Stay vigilant and keep calling Congress (202)224-3121 and do not stop until Oct. 1st. DO NOT TRUST THEM! The mega rich donors are really pressuring them since they already invested a lot of money into the GOP for guaranteed votes and tax cuts. McConnell needs a win. He is evil and sneaky and has one week to get the votes. Never underestimate their pure greed. Please keep calling non stop! Thanks!
MichMary
(1,714 posts)is too much? We were quoted $1700/month, no subsidy, $9000 co-pay for one person, $13,500 for both, and the choice of exactly one plan. Oh, and we will find out the new -increased- rate in a week or so. How much that is may determine whether retirement this year is possible.
Don't know of anyone who pays the full cost of their ACA-compliant policy who is happy with it.
Ms. Toad
(34,066 posts)Especially if he is fudging the numbers and the $40,000 is the family's medical costs.
Our daughter (still living at home, still a dependent at 27) is no longer eligible for our health care plan - even though she is not capable of living independently.
The maximum permitted out-of-pocket for a family plan is $14,300, and for an individual is 7150. For the three of us that would be $21450 (a family plan plus an individual plan), leaving $18550 in premiums to hit $40,000. Per person, that would be $515/month.

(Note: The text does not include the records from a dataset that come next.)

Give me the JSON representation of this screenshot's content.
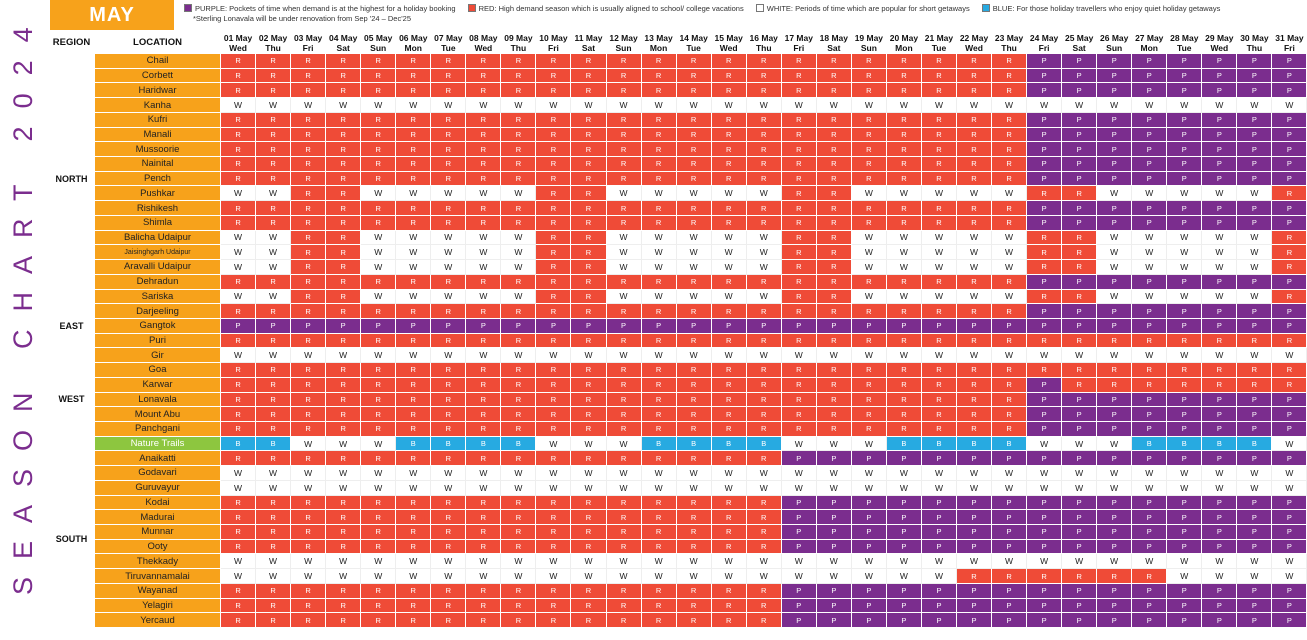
{
  "side_title": "SEASON CHART 2024",
  "month": "MAY",
  "legend": {
    "purple": "PURPLE: Pockets of time when demand is at the highest for a holiday booking",
    "red": "RED: High demand season which is usually aligned to school/ college vacations",
    "white": "WHITE: Periods of time which are popular for short getaways",
    "blue": "BLUE: For those holiday travellers who enjoy quiet holiday getaways",
    "note": "*Sterling Lonavala will be under renovation from Sep '24 – Dec'25"
  },
  "colors": {
    "R": "#ef4b37",
    "P": "#7b2d8e",
    "W": "#ffffff",
    "B": "#27aae1",
    "month": "#f7a21b",
    "location": "#f7a21b",
    "trails": "#8dc63f",
    "title": "#7b2d8e"
  },
  "header": {
    "region": "REGION",
    "location": "LOCATION"
  },
  "dates": [
    {
      "d": "01 May",
      "w": "Wed"
    },
    {
      "d": "02 May",
      "w": "Thu"
    },
    {
      "d": "03 May",
      "w": "Fri"
    },
    {
      "d": "04 May",
      "w": "Sat"
    },
    {
      "d": "05 May",
      "w": "Sun"
    },
    {
      "d": "06 May",
      "w": "Mon"
    },
    {
      "d": "07 May",
      "w": "Tue"
    },
    {
      "d": "08 May",
      "w": "Wed"
    },
    {
      "d": "09 May",
      "w": "Thu"
    },
    {
      "d": "10 May",
      "w": "Fri"
    },
    {
      "d": "11 May",
      "w": "Sat"
    },
    {
      "d": "12 May",
      "w": "Sun"
    },
    {
      "d": "13 May",
      "w": "Mon"
    },
    {
      "d": "14 May",
      "w": "Tue"
    },
    {
      "d": "15 May",
      "w": "Wed"
    },
    {
      "d": "16 May",
      "w": "Thu"
    },
    {
      "d": "17 May",
      "w": "Fri"
    },
    {
      "d": "18 May",
      "w": "Sat"
    },
    {
      "d": "19 May",
      "w": "Sun"
    },
    {
      "d": "20 May",
      "w": "Mon"
    },
    {
      "d": "21 May",
      "w": "Tue"
    },
    {
      "d": "22 May",
      "w": "Wed"
    },
    {
      "d": "23 May",
      "w": "Thu"
    },
    {
      "d": "24 May",
      "w": "Fri"
    },
    {
      "d": "25 May",
      "w": "Sat"
    },
    {
      "d": "26 May",
      "w": "Sun"
    },
    {
      "d": "27 May",
      "w": "Mon"
    },
    {
      "d": "28 May",
      "w": "Tue"
    },
    {
      "d": "29 May",
      "w": "Wed"
    },
    {
      "d": "30 May",
      "w": "Thu"
    },
    {
      "d": "31 May",
      "w": "Fri"
    }
  ],
  "regions": [
    {
      "name": "NORTH",
      "rows": [
        {
          "loc": "Chail",
          "codes": "RRRRRRRRRRRRRRRRRRRRRRRPPPPPPPP"
        },
        {
          "loc": "Corbett",
          "codes": "RRRRRRRRRRRRRRRRRRRRRRRPPPPPPPP"
        },
        {
          "loc": "Haridwar",
          "codes": "RRRRRRRRRRRRRRRRRRRRRRRPPPPPPPP"
        },
        {
          "loc": "Kanha",
          "codes": "WWWWWWWWWWWWWWWWWWWWWWWWWWWWWWW"
        },
        {
          "loc": "Kufri",
          "codes": "RRRRRRRRRRRRRRRRRRRRRRRPPPPPPPP"
        },
        {
          "loc": "Manali",
          "codes": "RRRRRRRRRRRRRRRRRRRRRRRPPPPPPPP"
        },
        {
          "loc": "Mussoorie",
          "codes": "RRRRRRRRRRRRRRRRRRRRRRRPPPPPPPP"
        },
        {
          "loc": "Nainital",
          "codes": "RRRRRRRRRRRRRRRRRRRRRRRPPPPPPPP"
        },
        {
          "loc": "Pench",
          "codes": "RRRRRRRRRRRRRRRRRRRRRRRPPPPPPPP"
        },
        {
          "loc": "Pushkar",
          "codes": "WWRRWWWWWRRWWWWWRRWWWWWRRWWWWWR"
        },
        {
          "loc": "Rishikesh",
          "codes": "RRRRRRRRRRRRRRRRRRRRRRRPPPPPPPP"
        },
        {
          "loc": "Shimla",
          "codes": "RRRRRRRRRRRRRRRRRRRRRRRPPPPPPPP"
        },
        {
          "loc": "Balicha Udaipur",
          "codes": "WWRRWWWWWRRWWWWWRRWWWWWRRWWWWWR"
        },
        {
          "loc": "Jaisinghgarh Udaipur",
          "codes": "WWRRWWWWWRRWWWWWRRWWWWWRRWWWWWR",
          "tiny": true
        },
        {
          "loc": "Aravalli Udaipur",
          "codes": "WWRRWWWWWRRWWWWWRRWWWWWRRWWWWWR"
        },
        {
          "loc": "Dehradun",
          "codes": "RRRRRRRRRRRRRRRRRRRRRRRPPPPPPPP"
        },
        {
          "loc": "Sariska",
          "codes": "WWRRWWWWWRRWWWWWRRWWWWWRRWWWWWR"
        }
      ]
    },
    {
      "name": "EAST",
      "rows": [
        {
          "loc": "Darjeeling",
          "codes": "RRRRRRRRRRRRRRRRRRRRRRRPPPPPPPP"
        },
        {
          "loc": "Gangtok",
          "codes": "PPPPPPPPPPPPPPPPPPPPPPPPPPPPPPP"
        },
        {
          "loc": "Puri",
          "codes": "RRRRRRRRRRRRRRRRRRRRRRRRRRRRRRR"
        }
      ]
    },
    {
      "name": "WEST",
      "rows": [
        {
          "loc": "Gir",
          "codes": "WWWWWWWWWWWWWWWWWWWWWWWWWWWWWWW"
        },
        {
          "loc": "Goa",
          "codes": "RRRRRRRRRRRRRRRRRRRRRRRRRRRRRRR"
        },
        {
          "loc": "Karwar",
          "codes": "RRRRRRRRRRRRRRRRRRRRRRRPRRRRRRR"
        },
        {
          "loc": "Lonavala",
          "codes": "RRRRRRRRRRRRRRRRRRRRRRRPPPPPPPP"
        },
        {
          "loc": "Mount Abu",
          "codes": "RRRRRRRRRRRRRRRRRRRRRRRPPPPPPPP"
        },
        {
          "loc": "Panchgani",
          "codes": "RRRRRRRRRRRRRRRRRRRRRRRPPPPPPPP"
        },
        {
          "loc": "Nature Trails",
          "codes": "BBWWWBBBBWWWBBBBWWWBBBBWWWBBBBW",
          "trails": true
        }
      ]
    },
    {
      "name": "SOUTH",
      "rows": [
        {
          "loc": "Anaikatti",
          "codes": "RRRRRRRRRRRRRRRRPPPPPPPPPPPPPPP"
        },
        {
          "loc": "Godavari",
          "codes": "WWWWWWWWWWWWWWWWWWWWWWWWWWWWWWW"
        },
        {
          "loc": "Guruvayur",
          "codes": "WWWWWWWWWWWWWWWWWWWWWWWWWWWWWWW"
        },
        {
          "loc": "Kodai",
          "codes": "RRRRRRRRRRRRRRRRPPPPPPPPPPPPPPP"
        },
        {
          "loc": "Madurai",
          "codes": "RRRRRRRRRRRRRRRRPPPPPPPPPPPPPPP"
        },
        {
          "loc": "Munnar",
          "codes": "RRRRRRRRRRRRRRRRPPPPPPPPPPPPPPP"
        },
        {
          "loc": "Ooty",
          "codes": "RRRRRRRRRRRRRRRRPPPPPPPPPPPPPPP"
        },
        {
          "loc": "Thekkady",
          "codes": "WWWWWWWWWWWWWWWWWWWWWWWWWWWWWWW"
        },
        {
          "loc": "Tiruvannamalai",
          "codes": "WWWWWWWWWWWWWWWWWWWWWRRRRRRWWWW"
        },
        {
          "loc": "Wayanad",
          "codes": "RRRRRRRRRRRRRRRRPPPPPPPPPPPPPPP"
        },
        {
          "loc": "Yelagiri",
          "codes": "RRRRRRRRRRRRRRRRPPPPPPPPPPPPPPP"
        },
        {
          "loc": "Yercaud",
          "codes": "RRRRRRRRRRRRRRRRPPPPPPPPPPPPPPP"
        }
      ]
    }
  ]
}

Not outrageous.
In a single year, I had cancer (and diabetes, and thyroid disease), my spouse had expensive allergies (her cheap shots had to be replaced with a new drug-based desensitization that costs an arm and a leg), diabetes, kidney stones (requiring lithotrypsy), and my daughter had her routine $60-100,000 per year in medical expenses. Each of us would have hit the maximum out of cap expenses that year - putting our premium + out of pocket costs at around $40,000.
Chronic illnesses are incredibly burdensome under the current ACA. Plans with deductibles equal to the out-of-pocket annual caps - as many of the current plans have - are not designed for people who have large expenses every single year. They are designed to keep you from going bankrupt when it happens once a decade or so.
On her own, with unsubsidized ACA plans, my daughter's annual out-of-pocket expenses would be around $13,150/year - just about her current annual income (for reference). Each and every year. It is dramatically better than before the ACA (when all the money in the world would not buy health insurance for her), and dramatically better than the Cassidy bill (which would - under the plans announced by likely the next governor of our state - eliminate the pre-existing conditions, the out-of-pocket caps, etc.).
But - it is obviously not sustainable. That aspect of the ACA is desperately in need of a fix.
(Fortunately, because of the ACA, my daughter has absolutely fantastic health insurance as a 32-hour "full time" employee. She pays around $45/month, and has an effective annual cap of $1,500 per year (if she opens an HSA, they give her $500 toward the $2,000 annual cap). Her plan is far better than mine as a full time employee of a public university.)